As of Tuesday, no dead fish had been sighted in the German part of the lagoon. The Oder flows into the Szczecin Lagoon, through which the border of Germany and Poland runs, and from there into the Baltic Sea.
The tourism industry in the region in eastern Mecklenburg-Western Pomerania is concerned. “It’s still a situation in which a lot is unclear,” said the managing director of the state tourism association, Tobias Woitendorf. As a precaution, the state government in Schwerin advises against bathing in the Szczecin Lagoon. Health risks have not yet been ruled out. Authorities have also advised against angling, fishing and water abstraction.
According to Polish authorities, dead fish have now also been found south of the port city of Szczecin in canals connected to the Oder. This means that the contaminated water masses are moving towards Szczecin, said the head of the regional administration for the West Pomeranian Voivodeship, Zbigniew Bogucki, on Tuesday.
The cause of the environmental disaster is still open. The death of fish in the Oder has been worrying people who live on the river in Poland and Germany for days.
According to the Polish government, no toxic substances that could have caused the fish kill have been discovered in the water samples examined. In addition, no evidence of pesticides was found in the samples of dead fish, said Poland’s Environment Minister Anna Moskwa on Tuesday in Warsaw. The investigations are currently considering three hypotheses.
[Fish deaths in the Oder: Inconsistencies on the Polish side when searching for toxins (T )]
The first hypothesis is the possible entry of a toxic substance into the water, either during the production process in an industrial company located on the Oder or through illegal discharge into the river. The second hypothesis states that the causes were natural: high temperatures, low water levels and increased concentrations of pollutants. The third hypothesis is the discharge of a large amount of chlorinated process water into the Oder.

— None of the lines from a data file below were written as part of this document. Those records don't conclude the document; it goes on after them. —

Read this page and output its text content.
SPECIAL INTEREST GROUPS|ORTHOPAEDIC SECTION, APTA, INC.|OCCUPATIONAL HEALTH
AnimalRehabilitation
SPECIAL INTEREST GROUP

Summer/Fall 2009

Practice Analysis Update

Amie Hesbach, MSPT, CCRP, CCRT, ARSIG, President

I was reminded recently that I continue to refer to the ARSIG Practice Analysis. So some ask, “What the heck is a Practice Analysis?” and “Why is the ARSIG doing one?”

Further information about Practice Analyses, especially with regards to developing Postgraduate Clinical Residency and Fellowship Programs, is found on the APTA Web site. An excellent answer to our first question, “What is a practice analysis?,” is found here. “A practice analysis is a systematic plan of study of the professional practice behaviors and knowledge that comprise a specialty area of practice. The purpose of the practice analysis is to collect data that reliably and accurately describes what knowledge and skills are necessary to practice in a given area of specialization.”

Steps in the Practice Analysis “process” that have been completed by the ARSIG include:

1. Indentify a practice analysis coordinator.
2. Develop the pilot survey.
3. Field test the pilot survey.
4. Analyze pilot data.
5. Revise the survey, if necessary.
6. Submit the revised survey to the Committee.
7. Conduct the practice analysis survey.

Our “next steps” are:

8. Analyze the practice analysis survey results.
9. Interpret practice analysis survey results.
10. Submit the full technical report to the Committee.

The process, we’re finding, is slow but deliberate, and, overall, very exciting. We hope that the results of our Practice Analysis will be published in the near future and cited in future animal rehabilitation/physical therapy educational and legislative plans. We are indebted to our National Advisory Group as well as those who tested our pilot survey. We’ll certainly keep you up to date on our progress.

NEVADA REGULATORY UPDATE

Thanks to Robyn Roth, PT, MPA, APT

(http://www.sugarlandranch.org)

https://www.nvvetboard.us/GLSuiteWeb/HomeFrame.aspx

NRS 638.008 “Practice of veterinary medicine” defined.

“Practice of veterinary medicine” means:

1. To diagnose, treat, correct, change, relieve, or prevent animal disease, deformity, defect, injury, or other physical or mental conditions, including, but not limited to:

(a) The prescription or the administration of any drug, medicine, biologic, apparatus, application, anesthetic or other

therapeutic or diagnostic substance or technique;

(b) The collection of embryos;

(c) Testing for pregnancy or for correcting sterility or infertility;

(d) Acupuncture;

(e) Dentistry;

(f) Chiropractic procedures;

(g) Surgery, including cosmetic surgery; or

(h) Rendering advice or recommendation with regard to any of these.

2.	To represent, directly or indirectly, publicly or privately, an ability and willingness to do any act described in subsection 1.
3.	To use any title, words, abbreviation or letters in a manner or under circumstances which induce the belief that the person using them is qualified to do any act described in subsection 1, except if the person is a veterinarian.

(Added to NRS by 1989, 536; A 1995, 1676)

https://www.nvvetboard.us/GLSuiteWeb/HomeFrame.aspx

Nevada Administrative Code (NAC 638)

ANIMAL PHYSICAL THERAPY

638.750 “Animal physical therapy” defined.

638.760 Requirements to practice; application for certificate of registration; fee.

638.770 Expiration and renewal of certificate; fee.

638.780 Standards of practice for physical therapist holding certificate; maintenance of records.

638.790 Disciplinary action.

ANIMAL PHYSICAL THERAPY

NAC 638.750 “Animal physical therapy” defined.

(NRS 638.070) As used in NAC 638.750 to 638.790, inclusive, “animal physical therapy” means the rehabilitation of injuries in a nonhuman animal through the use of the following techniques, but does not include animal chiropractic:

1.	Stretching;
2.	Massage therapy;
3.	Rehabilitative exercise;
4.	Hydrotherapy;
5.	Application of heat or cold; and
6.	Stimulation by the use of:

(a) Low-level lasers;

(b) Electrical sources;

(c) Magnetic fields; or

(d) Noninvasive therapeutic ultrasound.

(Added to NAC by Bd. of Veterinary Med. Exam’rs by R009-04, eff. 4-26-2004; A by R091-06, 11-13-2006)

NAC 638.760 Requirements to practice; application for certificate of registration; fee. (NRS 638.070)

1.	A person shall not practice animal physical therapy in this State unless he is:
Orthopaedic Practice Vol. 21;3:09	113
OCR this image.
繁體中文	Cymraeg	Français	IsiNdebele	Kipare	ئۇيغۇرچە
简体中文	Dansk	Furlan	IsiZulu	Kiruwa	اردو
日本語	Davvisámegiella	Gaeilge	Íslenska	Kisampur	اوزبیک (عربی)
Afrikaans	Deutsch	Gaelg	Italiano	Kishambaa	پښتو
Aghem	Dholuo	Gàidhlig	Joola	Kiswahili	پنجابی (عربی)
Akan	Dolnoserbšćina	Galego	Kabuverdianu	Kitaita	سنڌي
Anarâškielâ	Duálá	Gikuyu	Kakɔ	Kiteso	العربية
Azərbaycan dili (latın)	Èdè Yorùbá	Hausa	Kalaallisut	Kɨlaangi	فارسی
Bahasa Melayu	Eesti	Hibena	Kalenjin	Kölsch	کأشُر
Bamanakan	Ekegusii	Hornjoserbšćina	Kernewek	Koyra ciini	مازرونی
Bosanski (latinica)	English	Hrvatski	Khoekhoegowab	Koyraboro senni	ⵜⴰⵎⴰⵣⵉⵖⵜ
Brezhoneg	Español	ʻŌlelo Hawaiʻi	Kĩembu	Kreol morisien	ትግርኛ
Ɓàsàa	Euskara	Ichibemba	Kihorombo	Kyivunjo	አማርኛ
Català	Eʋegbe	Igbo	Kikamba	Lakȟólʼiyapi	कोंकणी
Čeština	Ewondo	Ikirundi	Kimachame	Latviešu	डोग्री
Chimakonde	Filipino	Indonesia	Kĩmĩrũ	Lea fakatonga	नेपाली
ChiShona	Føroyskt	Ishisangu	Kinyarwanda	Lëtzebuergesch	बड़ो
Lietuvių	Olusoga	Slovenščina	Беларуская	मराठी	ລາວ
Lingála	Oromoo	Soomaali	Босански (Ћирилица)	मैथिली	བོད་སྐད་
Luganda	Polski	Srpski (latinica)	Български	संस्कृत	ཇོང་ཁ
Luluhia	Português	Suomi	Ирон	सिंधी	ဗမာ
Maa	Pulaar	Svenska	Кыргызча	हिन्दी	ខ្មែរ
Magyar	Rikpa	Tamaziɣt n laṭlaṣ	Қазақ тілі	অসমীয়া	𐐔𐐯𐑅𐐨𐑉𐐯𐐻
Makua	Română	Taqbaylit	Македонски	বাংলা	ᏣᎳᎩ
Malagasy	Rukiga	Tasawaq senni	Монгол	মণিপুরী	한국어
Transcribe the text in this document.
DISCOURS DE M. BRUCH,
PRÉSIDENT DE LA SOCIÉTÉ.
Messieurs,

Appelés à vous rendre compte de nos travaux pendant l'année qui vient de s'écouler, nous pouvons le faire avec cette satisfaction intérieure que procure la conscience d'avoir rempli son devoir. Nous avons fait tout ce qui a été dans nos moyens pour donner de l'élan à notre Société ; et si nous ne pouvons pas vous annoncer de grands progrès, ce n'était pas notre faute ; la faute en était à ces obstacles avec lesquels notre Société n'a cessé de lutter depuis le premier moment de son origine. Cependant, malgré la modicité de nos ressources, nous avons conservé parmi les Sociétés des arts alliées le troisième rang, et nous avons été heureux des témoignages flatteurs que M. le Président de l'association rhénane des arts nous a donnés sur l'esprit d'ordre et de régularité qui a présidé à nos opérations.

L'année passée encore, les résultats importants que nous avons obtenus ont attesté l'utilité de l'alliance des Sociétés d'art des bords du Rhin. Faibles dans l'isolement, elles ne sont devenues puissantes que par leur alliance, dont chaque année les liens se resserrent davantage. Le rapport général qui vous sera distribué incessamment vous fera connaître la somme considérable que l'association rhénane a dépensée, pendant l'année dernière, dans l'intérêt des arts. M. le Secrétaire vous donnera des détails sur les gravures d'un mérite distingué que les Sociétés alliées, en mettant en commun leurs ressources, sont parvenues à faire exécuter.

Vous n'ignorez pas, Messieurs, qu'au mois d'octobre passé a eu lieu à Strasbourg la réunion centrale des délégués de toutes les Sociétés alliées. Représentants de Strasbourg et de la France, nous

According to their own statements, the Polish fire brigade alone has so far recovered almost a hundred tons of dead fish from the border river and a smaller river that has no connection to the Oder. In Brandenburg, too, helpers collected the fish carcasses on the Oder. The dead animals are destroyed in special incinerators. For the time being, there was no information about the quantities collected in Germany.
The Brandenburg State Environment Agency has evaluated the first laboratory results. The results transmitted on Monday evening by the Berlin-Brandenburg state laboratory in a first tranche did not show particularly high values for metals such as mercury, according to the Brandenburg Ministry of the Environment on Tuesday. A single cause for the environmental catastrophe cannot be identified.